Black Jamun aka Jambul/ Java Plum is  a fruit native to Indian heritage and finds appearance in local markets, hawkers and street vendors between May-July. The berry of sorts, is unripe and once it turns ripe blossoms into a purple fruit which is a mix of sour, sweet and astringent flavors. A dash of salt is what Mom added to the fruits once they were thoroughly rinsed and drained in order to balance the flavors.
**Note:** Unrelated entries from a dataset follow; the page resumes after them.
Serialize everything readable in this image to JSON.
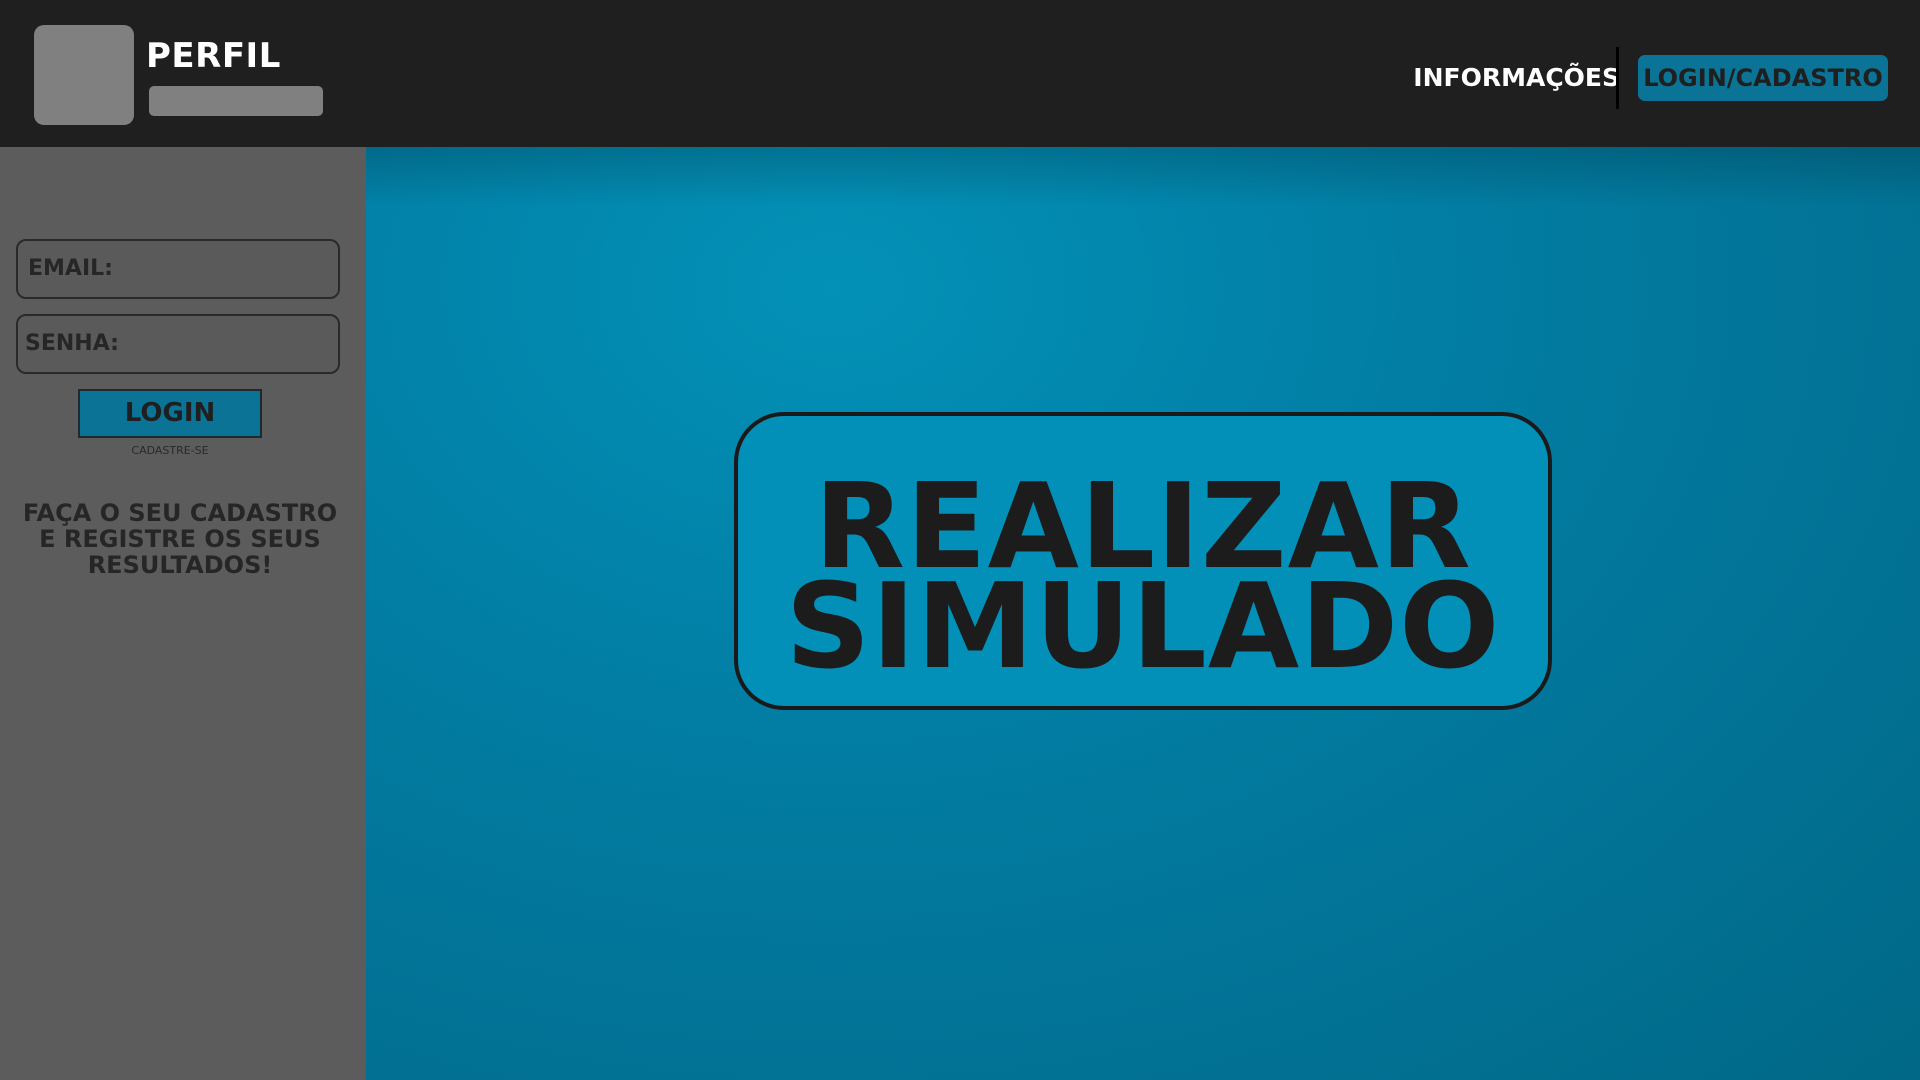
{
  "header": {
    "profile_title": "Perfil",
    "nav_info_label": "Informações",
    "nav_login_label": "Login/Cadastro"
  },
  "sidebar": {
    "email_placeholder": "Email:",
    "senha_placeholder": "Senha:",
    "login_label": "Login",
    "signup_label": "Cadastre-se",
    "promo_line_1": "Faça o seu cadastro",
    "promo_line_2": "e registre os seus",
    "promo_line_3": "resultados!"
  },
  "main": {
    "cta_line_1": "Realizar",
    "cta_line_2": "Simulado"
  },
  "colors": {
    "header_bg": "#1f1f1f",
    "sidebar_bg": "#5c5c5c",
    "accent": "#0a7396",
    "main_bg": "#027da3",
    "placeholder_gray": "#808080"
  }
}
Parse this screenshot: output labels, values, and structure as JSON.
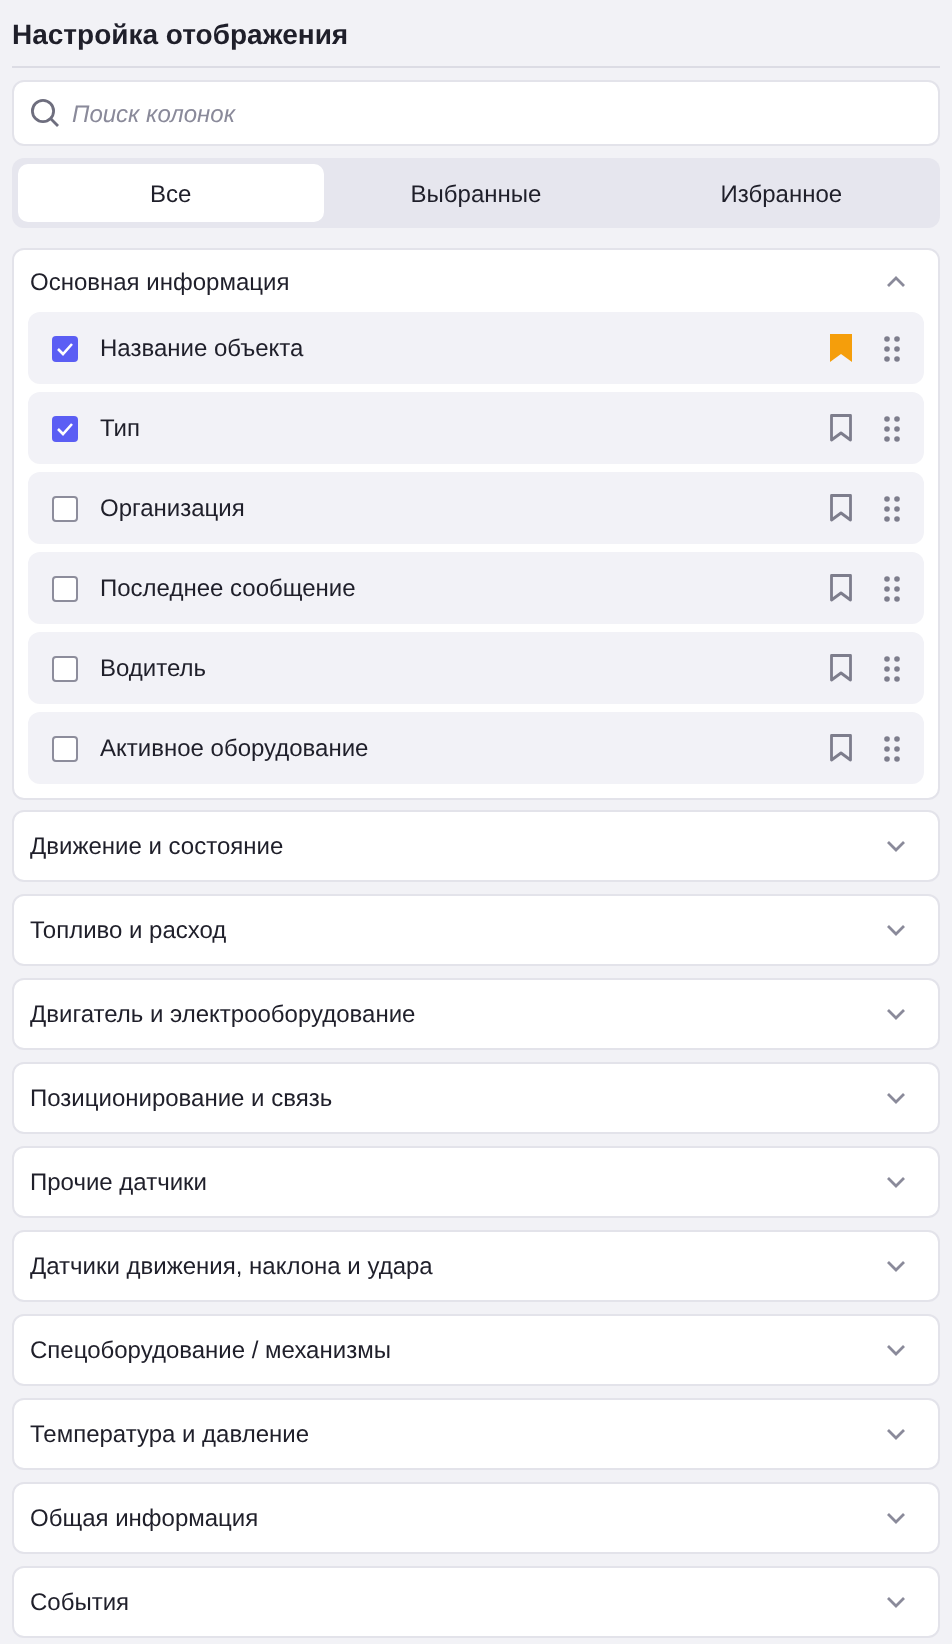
{
  "title": "Настройка отображения",
  "search": {
    "placeholder": "Поиск колонок"
  },
  "tabs": [
    {
      "label": "Все",
      "selected": true
    },
    {
      "label": "Выбранные",
      "selected": false
    },
    {
      "label": "Избранное",
      "selected": false
    }
  ],
  "sections": [
    {
      "title": "Основная информация",
      "expanded": true,
      "items": [
        {
          "label": "Название объекта",
          "checked": true,
          "favorite": true
        },
        {
          "label": "Тип",
          "checked": true,
          "favorite": false
        },
        {
          "label": "Организация",
          "checked": false,
          "favorite": false
        },
        {
          "label": "Последнее сообщение",
          "checked": false,
          "favorite": false
        },
        {
          "label": "Водитель",
          "checked": false,
          "favorite": false
        },
        {
          "label": "Активное оборудование",
          "checked": false,
          "favorite": false
        }
      ]
    },
    {
      "title": "Движение и состояние",
      "expanded": false
    },
    {
      "title": "Топливо и расход",
      "expanded": false
    },
    {
      "title": "Двигатель и электрооборудование",
      "expanded": false
    },
    {
      "title": "Позиционирование и связь",
      "expanded": false
    },
    {
      "title": "Прочие датчики",
      "expanded": false
    },
    {
      "title": "Датчики движения, наклона и удара",
      "expanded": false
    },
    {
      "title": "Спецоборудование / механизмы",
      "expanded": false
    },
    {
      "title": "Температура и давление",
      "expanded": false
    },
    {
      "title": "Общая информация",
      "expanded": false
    },
    {
      "title": "События",
      "expanded": false
    }
  ]
}
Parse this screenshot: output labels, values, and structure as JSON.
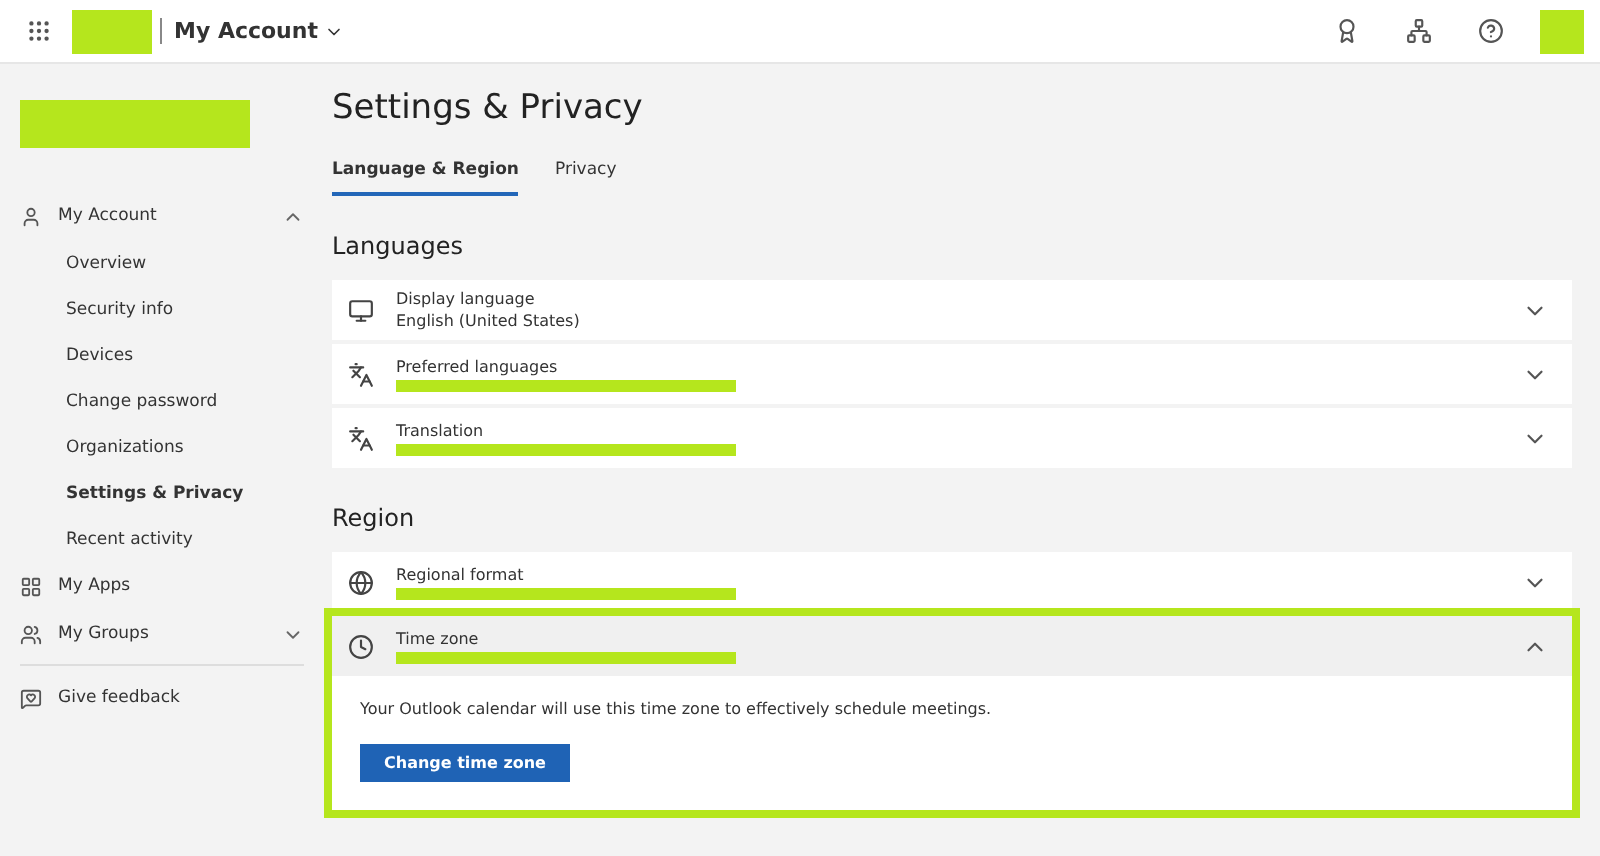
{
  "top_bar": {
    "app_title": "My Account"
  },
  "sidebar": {
    "items": [
      {
        "label": "My Account",
        "kind": "group",
        "expanded": true,
        "children": [
          {
            "label": "Overview",
            "selected": false
          },
          {
            "label": "Security info",
            "selected": false
          },
          {
            "label": "Devices",
            "selected": false
          },
          {
            "label": "Change password",
            "selected": false
          },
          {
            "label": "Organizations",
            "selected": false
          },
          {
            "label": "Settings & Privacy",
            "selected": true
          },
          {
            "label": "Recent activity",
            "selected": false
          }
        ]
      },
      {
        "label": "My Apps",
        "kind": "link"
      },
      {
        "label": "My Groups",
        "kind": "group",
        "expanded": false
      },
      {
        "label": "Give feedback",
        "kind": "link"
      }
    ]
  },
  "page": {
    "title": "Settings & Privacy",
    "tabs": [
      {
        "label": "Language & Region",
        "selected": true
      },
      {
        "label": "Privacy",
        "selected": false
      }
    ],
    "sections": [
      {
        "heading": "Languages",
        "rows": [
          {
            "label": "Display language",
            "value": "English (United States)",
            "expanded": false
          },
          {
            "label": "Preferred languages",
            "redacted": true,
            "expanded": false
          },
          {
            "label": "Translation",
            "redacted": true,
            "expanded": false
          }
        ]
      },
      {
        "heading": "Region",
        "rows": [
          {
            "label": "Regional format",
            "redacted": true,
            "expanded": false
          },
          {
            "label": "Time zone",
            "redacted": true,
            "expanded": true,
            "highlighted": true,
            "description": "Your Outlook calendar will use this time zone to effectively schedule meetings.",
            "button": "Change time zone"
          }
        ]
      }
    ]
  }
}
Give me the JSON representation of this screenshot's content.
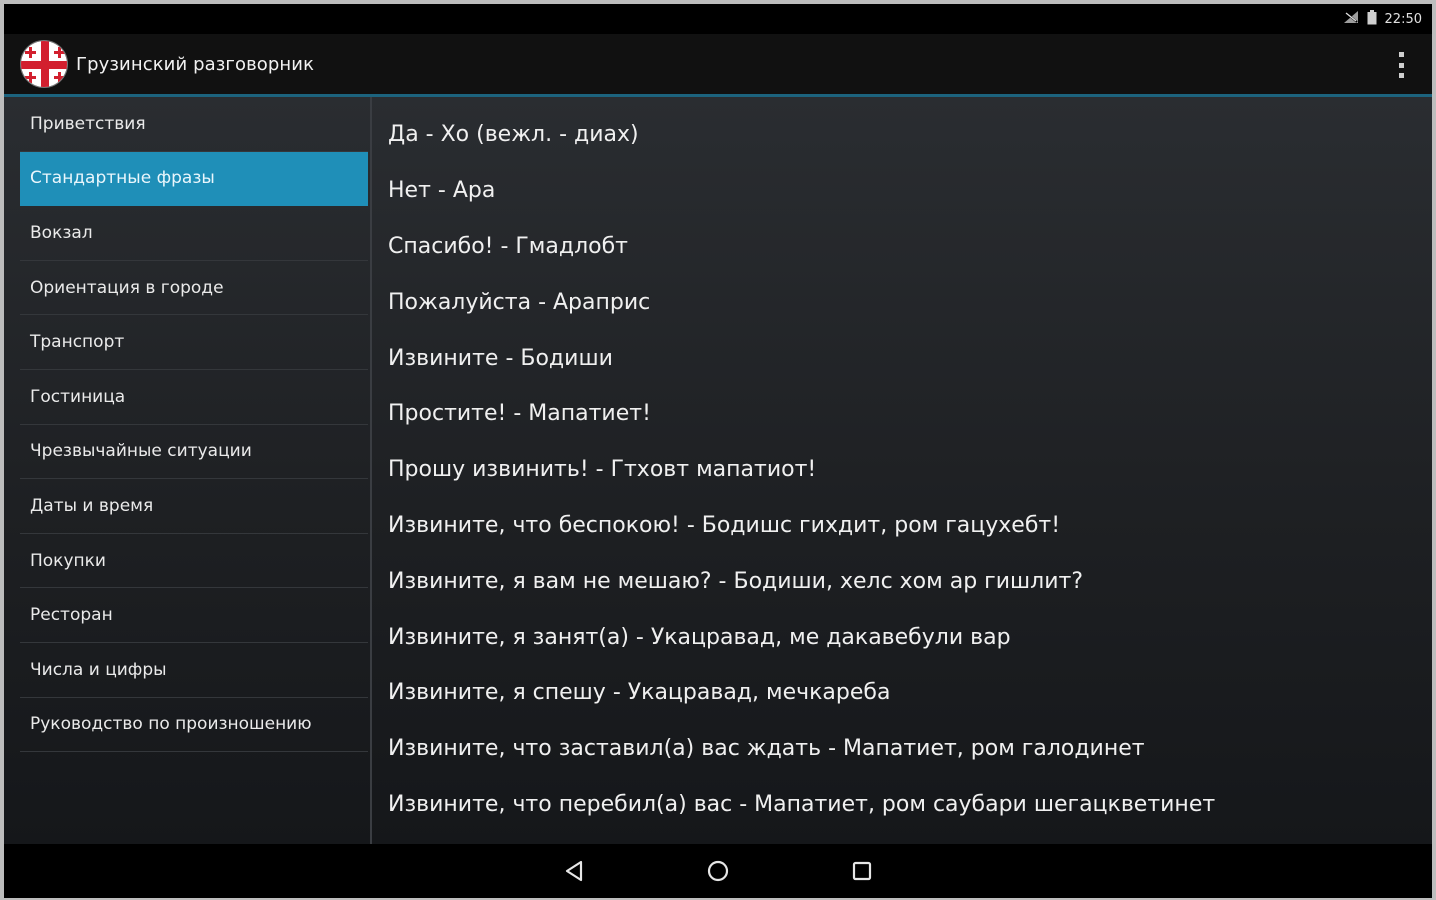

Growing up, my school had tiny hills which served as a great ground for our annual summer camps. Mom sent us for all the camps religiously, may be for a decade. The hardest part was waking up at the crack of dawn and learning Yoga at 5:30 in the morning. As much as I despised it, I went for the class because Yoga made me feel good about my body. All of a sudden, I could do cartwheels and spin like a top. The tiny hills were dotted with Cashew, Wild Berries and Black Jamun trees. I was gifted a wood and leather Catapult by one family friend. All my friends made good use of the Catapult to pelt the stones at the perfectly aimed trajectory to ensure that the fruits fall right into a cloth towel, which we balanced according to the location of the fruit. Our teachers used to get mighty annoyed with our adventurous pursuits, particularly because the forests were owned by private parties. 

That was the first time I actually saw Jamun berries happily perched on the tall, gigantic trees. The sight made me respect all the vendors who would sell the berries during sweltering hot summers, in a small leafy cone for a paltry sum. I think its experiences like these that help you connect the dots and enable you to respect Mother Nature all the more. The purple stains it left after it splashed on the hay and grass covered forest terrain was certainly a sight to behold. Adding to that the sweet scent of berries wafting around in the forest attracting birds of all kinds made it perfect ecological base for curious minds like ours.  

A tiny bit on the health benefits of Black Jamun -
- Its a great digestive aid and has cooling effect on the body.
- The fruit is a great medicine for Diabetics and is believed to be instrumental in reducing blood sugar levels.
- The seeds of the fruit also find use in ancient medicinal practices like Ayurveda and Unani.
- The bark of the tree is also used for many herbs and medicinal concoctions.